La femme s’avance encore une fois dans sa direction et lui dit : « Allez, donne ! ». Ali Khaban renfrogne son visage, le regard étonné rivé sur la femme. Curieusement, c’est encore le ton de sa mère qu’il entend ! Son poignard toujours à la main, il se ressaisit et essaie de toiser la femme avec dédain; car, estime-t-il, c’est lui le justicier et pas elle. Mais la résistance ne dure pas longtemps; un lac de larmes se forme dans chacun de ses yeux. Voyant le revirement de la situation, la femme lui ouvre les bras : « Allez, viens ! » Elle fait un pas de plus, et, instinctivement, le garçon vient s’effondrer sur sa poitrine. Le front sur son épaule, il se met à pleurer abondamment. Elle lui caresse le dos à travers le T-shirt trempé par la sueur qui sent le fauve.
Pendant ce temps, ni Ali Khaban ni la femme ne remarquent les policiers qui les tiennent en joue devant comme derrière. Au bout d’un moment, un des policiers crie : « Déposez votre poignard, jeune homme ; vous êtes en état d’arrestation. ».
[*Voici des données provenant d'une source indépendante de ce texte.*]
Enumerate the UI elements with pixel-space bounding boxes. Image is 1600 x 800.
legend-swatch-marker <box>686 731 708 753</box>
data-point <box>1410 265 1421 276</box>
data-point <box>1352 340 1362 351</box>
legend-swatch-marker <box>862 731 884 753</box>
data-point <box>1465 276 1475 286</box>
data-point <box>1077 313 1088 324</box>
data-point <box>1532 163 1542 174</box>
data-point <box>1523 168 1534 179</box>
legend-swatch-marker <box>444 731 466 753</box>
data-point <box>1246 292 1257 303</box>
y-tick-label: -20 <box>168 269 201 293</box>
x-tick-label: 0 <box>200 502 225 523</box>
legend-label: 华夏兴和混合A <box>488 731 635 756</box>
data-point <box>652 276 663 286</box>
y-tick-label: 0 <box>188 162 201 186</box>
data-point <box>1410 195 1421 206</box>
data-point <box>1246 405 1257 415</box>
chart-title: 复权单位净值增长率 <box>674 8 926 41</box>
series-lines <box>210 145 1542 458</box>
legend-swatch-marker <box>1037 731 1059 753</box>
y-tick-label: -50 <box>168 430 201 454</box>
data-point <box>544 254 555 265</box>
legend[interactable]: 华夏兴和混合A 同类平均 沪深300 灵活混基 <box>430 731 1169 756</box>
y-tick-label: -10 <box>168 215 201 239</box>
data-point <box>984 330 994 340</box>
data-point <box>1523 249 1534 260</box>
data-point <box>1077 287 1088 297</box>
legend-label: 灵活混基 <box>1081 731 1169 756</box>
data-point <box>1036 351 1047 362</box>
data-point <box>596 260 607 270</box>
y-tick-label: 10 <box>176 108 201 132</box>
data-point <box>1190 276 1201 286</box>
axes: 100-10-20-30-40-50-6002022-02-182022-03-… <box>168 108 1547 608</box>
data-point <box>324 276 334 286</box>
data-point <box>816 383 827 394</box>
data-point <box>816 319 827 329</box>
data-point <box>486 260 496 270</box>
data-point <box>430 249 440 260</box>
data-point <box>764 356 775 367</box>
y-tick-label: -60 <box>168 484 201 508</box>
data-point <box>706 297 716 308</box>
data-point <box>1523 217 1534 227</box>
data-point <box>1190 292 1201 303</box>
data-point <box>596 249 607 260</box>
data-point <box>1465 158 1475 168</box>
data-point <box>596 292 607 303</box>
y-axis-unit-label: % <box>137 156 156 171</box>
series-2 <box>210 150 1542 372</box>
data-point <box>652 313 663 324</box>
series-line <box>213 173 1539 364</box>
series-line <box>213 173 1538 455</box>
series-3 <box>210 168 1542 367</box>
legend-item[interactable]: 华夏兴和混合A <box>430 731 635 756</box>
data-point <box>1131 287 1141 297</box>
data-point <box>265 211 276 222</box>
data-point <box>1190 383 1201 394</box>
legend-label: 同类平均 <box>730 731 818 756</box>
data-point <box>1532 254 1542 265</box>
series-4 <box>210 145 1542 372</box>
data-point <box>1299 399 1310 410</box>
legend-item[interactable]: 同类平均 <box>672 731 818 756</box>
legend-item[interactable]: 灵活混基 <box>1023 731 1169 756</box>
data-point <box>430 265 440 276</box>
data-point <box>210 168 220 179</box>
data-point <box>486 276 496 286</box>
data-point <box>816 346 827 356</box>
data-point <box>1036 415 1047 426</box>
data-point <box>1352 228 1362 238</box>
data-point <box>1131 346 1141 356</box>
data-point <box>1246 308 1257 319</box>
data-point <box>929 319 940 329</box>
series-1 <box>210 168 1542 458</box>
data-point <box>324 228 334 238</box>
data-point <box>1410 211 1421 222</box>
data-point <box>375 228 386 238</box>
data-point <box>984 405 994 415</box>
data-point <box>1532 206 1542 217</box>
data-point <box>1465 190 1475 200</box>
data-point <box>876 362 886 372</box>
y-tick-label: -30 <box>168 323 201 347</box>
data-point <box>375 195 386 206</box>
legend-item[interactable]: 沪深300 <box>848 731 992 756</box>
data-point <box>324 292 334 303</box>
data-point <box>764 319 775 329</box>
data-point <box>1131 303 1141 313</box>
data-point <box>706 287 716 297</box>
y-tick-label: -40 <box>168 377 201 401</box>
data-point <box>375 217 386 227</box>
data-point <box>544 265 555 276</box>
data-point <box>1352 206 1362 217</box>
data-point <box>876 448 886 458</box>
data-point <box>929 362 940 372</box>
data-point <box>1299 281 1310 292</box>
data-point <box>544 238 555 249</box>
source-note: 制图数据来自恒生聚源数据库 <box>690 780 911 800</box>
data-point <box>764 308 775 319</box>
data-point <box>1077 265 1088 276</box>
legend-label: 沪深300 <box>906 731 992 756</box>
A l’écoute de la voix ferme venant du mégaphone, Ali Khaban est secoué comme quelqu’un ayant reçu une charge électrique. Alors, il se détache lentement de la femme. C’est à ce moment qu’ il se rend compte qu’elle pleure, elle aussi.
- Je viens avec toi ,lui dit-elle.
- Non, ne te mêle pas de ça ; c’est mon affaire.
En effet, il est venu pour se battre ; il mourra, l’arme à la main. Il repousse vivement la femme, et fonce vers eux, son poignard à la main. Crépitements des balles. Ali Khaban s’écroule, le visage contre le macadam. Le sang, giclant de sa tête et de sa poitrine, forme progressivement deux taches rouges, qui, en s’agrandissant, finissent par se joindre.
La femme noire crie de douleur. Un long cri qui jaillit de ses tripes, le cri d’une femme-mère pour une âme qui s’en va. Puis, elle s’ accroupit sur le jeune homme étendu, lui caresse les cheveux ensanglantés. « Tu n’aurais pas dû faire ça »! pleure-t-elle. Un des policiers s’approche d’elle et d’un bras tendre, lui entoure les épaules.
Parmi les curieux qui ont assisté à la scène et qui forment maintenant un cercle autour du mort et de la police, un clochard s’écrie en parlant de la femme : « Il y a quelque chose de divin dans cette femme ! ». Mais cette dernière s’en est déjà allée, engloutie par la foule de badauds.